Cigarettes, oases of time by the box-crush machine. Killing quiet evenings playing staff-room-fashion-show. Driving round after the late shift, singing Fairytale of New York like Kirsty and Shane. Enjoying swearing at each other. Turning twenty, hoping all our dreams come true.
New decade: you move to an office. We fall out. Fight. Use every insult except those in the song. You try stand-up. Once. Then you say, due to work and the baby, you can’t carry on.
Early nineties, two in two years: nappies and puréed veggies. Watching their faces. Exploring. Discovering new things. Setting a Christmas tradition, I sing as Kirsty-like as possible. Turkey-aroma filled house. You peel the sprouts. I built my dreams around you.
December 2000: familiar auburn-framed face on the news. I ring you but you’re ringing me. Is it possible? Kirsty killed by a speedboat in Mexico? We play her songs constantly, making lists of those we’d rather were dead. This Christmas my voice breaks on rivers of gold.
The boys form a band. You provide garage, money and lifts. They attempt Fairytale, so bad you sing a comedy version but I’m pretending I’m Kirsty, waiting to come in on They’ve got cars big as bars.

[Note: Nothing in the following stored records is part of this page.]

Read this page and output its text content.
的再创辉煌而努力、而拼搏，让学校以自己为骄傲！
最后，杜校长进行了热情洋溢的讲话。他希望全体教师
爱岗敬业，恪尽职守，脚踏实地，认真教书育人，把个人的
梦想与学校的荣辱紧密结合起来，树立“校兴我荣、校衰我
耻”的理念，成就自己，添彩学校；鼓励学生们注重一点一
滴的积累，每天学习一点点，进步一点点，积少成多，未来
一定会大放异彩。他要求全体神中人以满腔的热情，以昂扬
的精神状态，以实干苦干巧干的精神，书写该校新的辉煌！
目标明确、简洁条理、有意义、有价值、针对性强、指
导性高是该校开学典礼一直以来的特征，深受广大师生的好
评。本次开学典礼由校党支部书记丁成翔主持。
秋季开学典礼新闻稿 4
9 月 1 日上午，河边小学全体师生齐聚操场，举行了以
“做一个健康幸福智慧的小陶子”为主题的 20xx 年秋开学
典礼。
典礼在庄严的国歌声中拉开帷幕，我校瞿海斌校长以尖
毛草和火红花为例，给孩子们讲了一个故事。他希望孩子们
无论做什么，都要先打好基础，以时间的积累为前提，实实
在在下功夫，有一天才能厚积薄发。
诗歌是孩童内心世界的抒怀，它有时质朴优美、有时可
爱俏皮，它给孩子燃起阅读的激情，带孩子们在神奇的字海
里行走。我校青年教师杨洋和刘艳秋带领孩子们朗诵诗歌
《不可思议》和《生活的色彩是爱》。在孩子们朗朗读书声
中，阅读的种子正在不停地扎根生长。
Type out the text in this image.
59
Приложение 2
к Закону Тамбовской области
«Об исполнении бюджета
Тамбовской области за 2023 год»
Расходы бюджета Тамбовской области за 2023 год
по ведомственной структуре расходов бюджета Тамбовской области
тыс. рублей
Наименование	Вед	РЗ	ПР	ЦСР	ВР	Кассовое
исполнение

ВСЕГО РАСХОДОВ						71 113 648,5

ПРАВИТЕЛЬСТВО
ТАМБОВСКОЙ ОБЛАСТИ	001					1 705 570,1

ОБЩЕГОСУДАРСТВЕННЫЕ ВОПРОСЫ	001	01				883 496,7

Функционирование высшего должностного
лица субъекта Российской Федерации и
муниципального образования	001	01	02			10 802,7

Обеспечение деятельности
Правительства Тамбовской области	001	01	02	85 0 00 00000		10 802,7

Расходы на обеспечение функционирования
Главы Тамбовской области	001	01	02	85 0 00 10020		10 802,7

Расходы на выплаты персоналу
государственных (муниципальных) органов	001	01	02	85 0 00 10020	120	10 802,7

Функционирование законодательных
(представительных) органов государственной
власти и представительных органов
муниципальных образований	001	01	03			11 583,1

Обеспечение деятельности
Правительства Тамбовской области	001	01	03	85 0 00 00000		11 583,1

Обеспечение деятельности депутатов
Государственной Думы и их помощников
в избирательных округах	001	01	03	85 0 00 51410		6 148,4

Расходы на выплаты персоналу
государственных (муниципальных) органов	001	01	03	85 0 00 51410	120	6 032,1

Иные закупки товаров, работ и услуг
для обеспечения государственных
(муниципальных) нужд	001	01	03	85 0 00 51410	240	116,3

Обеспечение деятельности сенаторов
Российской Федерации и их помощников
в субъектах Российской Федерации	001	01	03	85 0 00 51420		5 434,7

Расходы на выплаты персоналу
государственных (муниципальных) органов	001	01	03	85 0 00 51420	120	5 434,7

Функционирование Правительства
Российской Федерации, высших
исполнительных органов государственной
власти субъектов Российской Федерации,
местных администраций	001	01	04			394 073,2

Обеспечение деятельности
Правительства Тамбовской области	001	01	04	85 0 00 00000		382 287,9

Shane’s bar room interviews, surrounded by drinks. His ‘I wrote that song’, mutley-laugh and not-quite-there eyes. She’s dead and he’s half-dead. We laugh. Our boys, joining in, roll their eyes at our Happy Christmas your arse.
Holidays or after a night out: you bring up that time you tried stand up saying, by now, you could’ve been on TV. You could have been someone. I don’t mention I could’ve too: jewellery designer, rock climber, live in New York …
Well so could anyone.
A cold Christmas Eve: that song in all the shops. Don’t have the day together anymore. The boys have lunch with me. See you and her later.
This was our life. Our Christmas. Won’t see another one. While the turkey cooks, I don’t play that song.